Aaron Mitchell

No. 34, 45
- Position: Cornerback

Personal information
- Born: December 15, 1956 (age 69) Los Angeles, California, U.S.
- Listed height: 6 ft 1 in (1.85 m)
- Listed weight: 196 lb (89 kg)

Career information
- High school: North Hollywood (Los Angeles)
- College: UNLV
- NFL draft: 1979: 2nd round, 55th overall pick

Career history
- Dallas Cowboys (1979–1980); Tampa Bay Buccaneers (1981); Arizona Wranglers (1983); Los Angeles Express (1984);

Career NFL statistics
- Games played / started: 44 / 16
- Interceptions: 4
- Fumble recoveries: 1
- Stats at Pro Football Reference

= Aaron Mitchell (American football) =

American football player (born 1956)

Aaron Templeton Mitchell, Jr. (born December 15, 1956) is an American former professional football player who was a cornerback in the National Football League (NFL) for the Dallas Cowboys and Tampa Bay Buccaneers. He played college football for the UNLV Rebels.

==Early life==
Mitchell attended North Hollywood High School, before moving on to College of the Canyons for two years.

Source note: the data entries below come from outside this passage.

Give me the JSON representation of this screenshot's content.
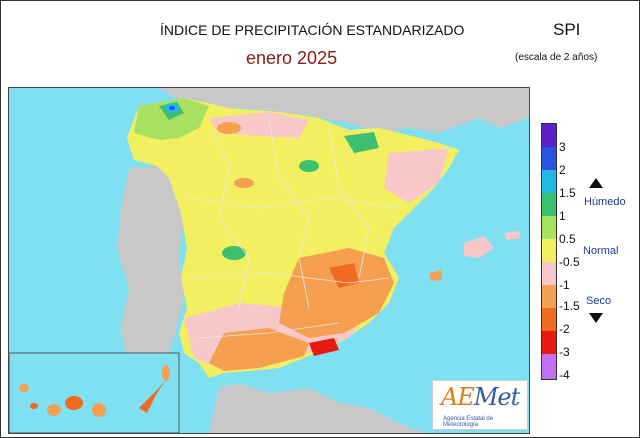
{
  "header": {
    "title": "ÍNDICE DE PRECIPITACIÓN ESTANDARIZADO",
    "period": "enero  2025",
    "index_name": "SPI",
    "scale_note": "(escala de 2 años)"
  },
  "legend": {
    "ticks": [
      "3",
      "2",
      "1.5",
      "1",
      "0.5",
      "-0.5",
      "-1",
      "-1.5",
      "-2",
      "-3",
      "-4"
    ],
    "colors": [
      "#5a1fc8",
      "#2a54e0",
      "#22b8e8",
      "#3cc070",
      "#a8e060",
      "#f2f060",
      "#f8c8c8",
      "#f5a050",
      "#f06a20",
      "#e81a10",
      "#c070f0"
    ],
    "categories": {
      "wet": "Húmedo",
      "normal": "Normal",
      "dry": "Seco"
    }
  },
  "colors": {
    "sea": "#7fe0f2",
    "neighbor_land": "#c8c8c8",
    "provinces": "#e8e8e8",
    "logo_blue": "#2f5ba8",
    "logo_orange": "#e07b1a"
  },
  "logo": {
    "word": "Met",
    "initial": "AE",
    "subtitle": "Agencia Estatal de Meteorología"
  }
}
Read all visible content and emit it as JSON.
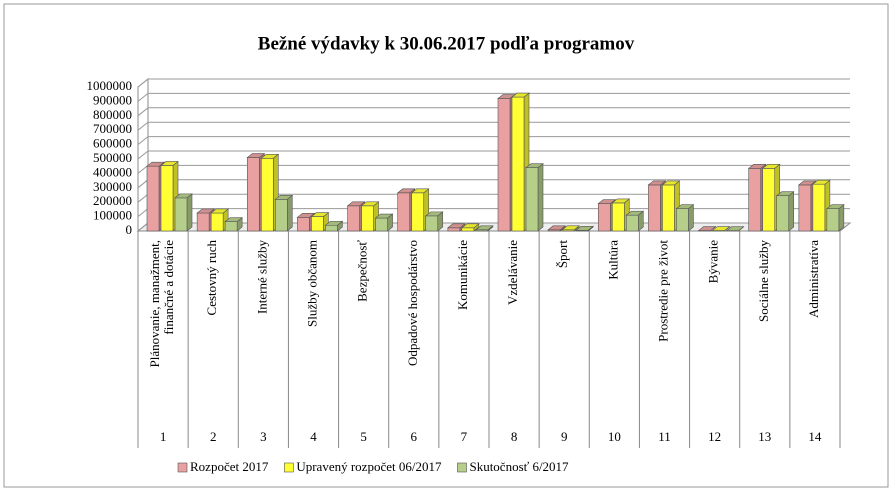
{
  "chart_data": {
    "type": "bar3d",
    "title": "Bežné výdavky k 30.06.2017 podľa programov",
    "categories": [
      "Plánovanie, manažment,\nfinančné a dotácie",
      "Cestovný ruch",
      "Interné služby",
      "Služby občanom",
      "Bezpečnosť",
      "Odpadové hospodárstvo",
      "Komunikácie",
      "Vzdelávanie",
      "Šport",
      "Kultúra",
      "Prostredie pre život",
      "Bývanie",
      "Sociálne služby",
      "Administratíva"
    ],
    "category_numbers": [
      1,
      2,
      3,
      4,
      5,
      6,
      7,
      8,
      9,
      10,
      11,
      12,
      13,
      14
    ],
    "series": [
      {
        "name": "Rozpočet 2017",
        "color": "#e8a0a0",
        "values": [
          450000,
          125000,
          510000,
          95000,
          175000,
          265000,
          22000,
          920000,
          8000,
          190000,
          320000,
          3000,
          435000,
          320000
        ]
      },
      {
        "name": "Upravený rozpočet 06/2017",
        "color": "#ffff33",
        "values": [
          455000,
          125000,
          505000,
          100000,
          175000,
          265000,
          22000,
          930000,
          8000,
          195000,
          320000,
          3000,
          435000,
          325000
        ]
      },
      {
        "name": "Skutočnosť 6/2017",
        "color": "#b5cf8a",
        "values": [
          230000,
          65000,
          220000,
          40000,
          90000,
          105000,
          8000,
          440000,
          5000,
          110000,
          155000,
          2000,
          245000,
          155000
        ]
      }
    ],
    "ylim": [
      0,
      1000000
    ],
    "yticks": [
      0,
      100000,
      200000,
      300000,
      400000,
      500000,
      600000,
      700000,
      800000,
      900000,
      1000000
    ],
    "grid": true,
    "legend": "bottom"
  }
}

He transferred to the University of Nevada, Las Vegas, where he was the starter at right cornerback for the following two years. As a senior, he registered 6 interceptions and 12 passes defensed.

In 1989, he was inducted into the UNLV Athletics Hall of Fame.

==Professional career==

===Dallas Cowboys===
The Dallas Cowboys liked Mitchell's athletic ability and selected him in the second round (55th overall) of the 1979 NFL draft. In 1980, he became the starter at right cornerback, replacing Aaron Kyle and recording 3 interceptions. In 1981, he was passed on the depth chart by Dennis Thurman and was traded to the Tampa Bay Buccaneers in exchange for an eleventh draft choice (#295-George Thompson).

===Tampa Bay Buccaneers===
The Buccaneers moved him to free safety to take advantage of his aggressive hitting and to limit his exposure in coverage. He was placed on injured reserve list for the last two games of the season, after suffering a collapsed lung. He was released before the start of the 1982 season.

===Arizona Wranglers===
In 1983, he signed with the Arizona Wranglers of the USFL.

===Los Angeles Express===
In 1984, he played with the Los Angeles Express of the USFL, until announcing his retirement in 1985.

==Personal life==
He is currently a financial adviser.